Muizzu, who is facing a severe backlash from the country’s opposition parties and tourism sector over his anti-India stance, said he had met with officials from the World Bank and the IMF and they agreed that the solution to improve the country’s economy was to implement the government’s policies. “We will tell you what can be done. Some things might take longer. We will be honest and true to our word,” he said.
In January, when Muizzu visited China, several people warned him about Beijing’s debt-trap strategy. The Maldives has taken massive loans from China. The China Development Bank, the Industrial and Commercial Bank of China, and the Export-Import Bank of China hold over 60 percent of Maldives’ sovereign debt, according to the media reports.
In October 2023, the World Bank said growing external and fiscal vulnerabilities were posing risks to the Maldivian economy, particularly if Male continues to borrow at high costs. It said by 2026, the USD 5.4 billion Maldivian economy will have to service a record USD 1.07 billion in external debt.
Asia Nikkei reported that the bank’s latest assessment added to existing concerns about Male’s obligation to spend an average of USD 300 million a year to service foreign debt from 2022 to 2024. “Despite expectations of reduced deficits, the Maldives’ total debt is set to remain high at over 115 percent of GDP,” it said.

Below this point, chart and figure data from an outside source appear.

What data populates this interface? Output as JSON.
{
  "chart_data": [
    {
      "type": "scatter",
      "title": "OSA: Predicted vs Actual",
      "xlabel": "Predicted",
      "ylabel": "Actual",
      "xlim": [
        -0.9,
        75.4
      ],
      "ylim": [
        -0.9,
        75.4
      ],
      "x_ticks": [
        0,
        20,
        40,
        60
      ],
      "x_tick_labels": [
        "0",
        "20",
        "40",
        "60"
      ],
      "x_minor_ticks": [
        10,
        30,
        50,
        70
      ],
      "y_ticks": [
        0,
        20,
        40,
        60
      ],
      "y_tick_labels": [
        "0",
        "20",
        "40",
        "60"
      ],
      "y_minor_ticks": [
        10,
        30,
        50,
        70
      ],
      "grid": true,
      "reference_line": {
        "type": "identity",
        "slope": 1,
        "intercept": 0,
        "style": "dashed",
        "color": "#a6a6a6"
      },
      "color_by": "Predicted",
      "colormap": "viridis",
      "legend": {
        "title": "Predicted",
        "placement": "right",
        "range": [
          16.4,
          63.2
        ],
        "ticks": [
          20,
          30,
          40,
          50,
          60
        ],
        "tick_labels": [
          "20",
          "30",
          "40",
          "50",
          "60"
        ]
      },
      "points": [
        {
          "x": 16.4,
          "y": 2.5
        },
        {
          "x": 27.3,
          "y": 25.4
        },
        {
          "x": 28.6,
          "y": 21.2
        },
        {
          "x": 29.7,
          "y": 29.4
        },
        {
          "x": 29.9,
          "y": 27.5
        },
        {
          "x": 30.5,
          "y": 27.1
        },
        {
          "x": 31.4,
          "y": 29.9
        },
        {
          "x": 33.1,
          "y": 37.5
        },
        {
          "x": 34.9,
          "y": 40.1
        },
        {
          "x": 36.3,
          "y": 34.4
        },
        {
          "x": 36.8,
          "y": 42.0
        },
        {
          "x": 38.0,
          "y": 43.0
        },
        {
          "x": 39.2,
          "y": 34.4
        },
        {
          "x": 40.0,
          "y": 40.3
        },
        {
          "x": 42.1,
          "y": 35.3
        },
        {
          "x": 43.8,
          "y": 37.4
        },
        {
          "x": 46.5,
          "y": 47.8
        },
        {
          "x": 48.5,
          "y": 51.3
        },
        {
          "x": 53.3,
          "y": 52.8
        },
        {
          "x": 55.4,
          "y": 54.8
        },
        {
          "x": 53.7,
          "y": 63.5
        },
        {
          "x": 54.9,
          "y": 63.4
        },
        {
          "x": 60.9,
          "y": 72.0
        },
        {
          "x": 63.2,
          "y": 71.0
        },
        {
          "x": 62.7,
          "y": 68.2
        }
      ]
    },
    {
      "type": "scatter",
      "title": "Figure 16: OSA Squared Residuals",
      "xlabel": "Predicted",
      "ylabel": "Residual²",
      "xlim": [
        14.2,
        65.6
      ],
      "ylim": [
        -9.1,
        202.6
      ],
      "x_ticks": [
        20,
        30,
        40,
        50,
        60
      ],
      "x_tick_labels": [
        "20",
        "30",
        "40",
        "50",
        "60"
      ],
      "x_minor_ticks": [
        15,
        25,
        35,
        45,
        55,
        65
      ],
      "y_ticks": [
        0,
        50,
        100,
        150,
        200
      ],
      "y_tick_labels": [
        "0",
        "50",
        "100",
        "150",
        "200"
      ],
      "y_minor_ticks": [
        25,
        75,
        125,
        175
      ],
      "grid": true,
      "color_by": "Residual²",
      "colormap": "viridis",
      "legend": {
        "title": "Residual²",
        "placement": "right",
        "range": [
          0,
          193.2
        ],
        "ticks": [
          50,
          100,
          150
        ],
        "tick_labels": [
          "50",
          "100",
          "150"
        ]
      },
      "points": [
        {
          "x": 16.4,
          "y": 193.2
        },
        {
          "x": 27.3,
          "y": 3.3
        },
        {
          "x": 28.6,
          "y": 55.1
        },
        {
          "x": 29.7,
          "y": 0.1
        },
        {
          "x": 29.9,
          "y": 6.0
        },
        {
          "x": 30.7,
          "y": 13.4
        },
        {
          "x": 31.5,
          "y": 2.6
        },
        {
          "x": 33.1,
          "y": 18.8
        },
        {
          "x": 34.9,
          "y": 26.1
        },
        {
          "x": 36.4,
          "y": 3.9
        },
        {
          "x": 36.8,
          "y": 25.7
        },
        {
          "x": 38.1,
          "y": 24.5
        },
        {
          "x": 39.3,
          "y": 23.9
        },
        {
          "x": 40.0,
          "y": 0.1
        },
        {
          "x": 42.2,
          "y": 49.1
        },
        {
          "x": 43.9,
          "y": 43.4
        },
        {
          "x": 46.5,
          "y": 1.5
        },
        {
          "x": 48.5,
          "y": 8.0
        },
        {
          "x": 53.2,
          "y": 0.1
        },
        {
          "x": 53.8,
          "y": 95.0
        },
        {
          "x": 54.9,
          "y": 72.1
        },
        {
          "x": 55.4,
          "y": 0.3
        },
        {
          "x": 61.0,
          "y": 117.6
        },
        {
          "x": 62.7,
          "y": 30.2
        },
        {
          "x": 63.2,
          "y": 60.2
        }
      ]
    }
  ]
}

Faris H Hadad-Zervos, World Bank’s Country Director for the Maldives, said the island country’s GDP might grow 6.5 percent this year. “However, to ensure a more resilient economy, and to build on the recent reforms, prudent debt management and a fiscal adjustment with strengthened investment planning are needed in the context of tightened global conditions and already elevated fiscal deficits.”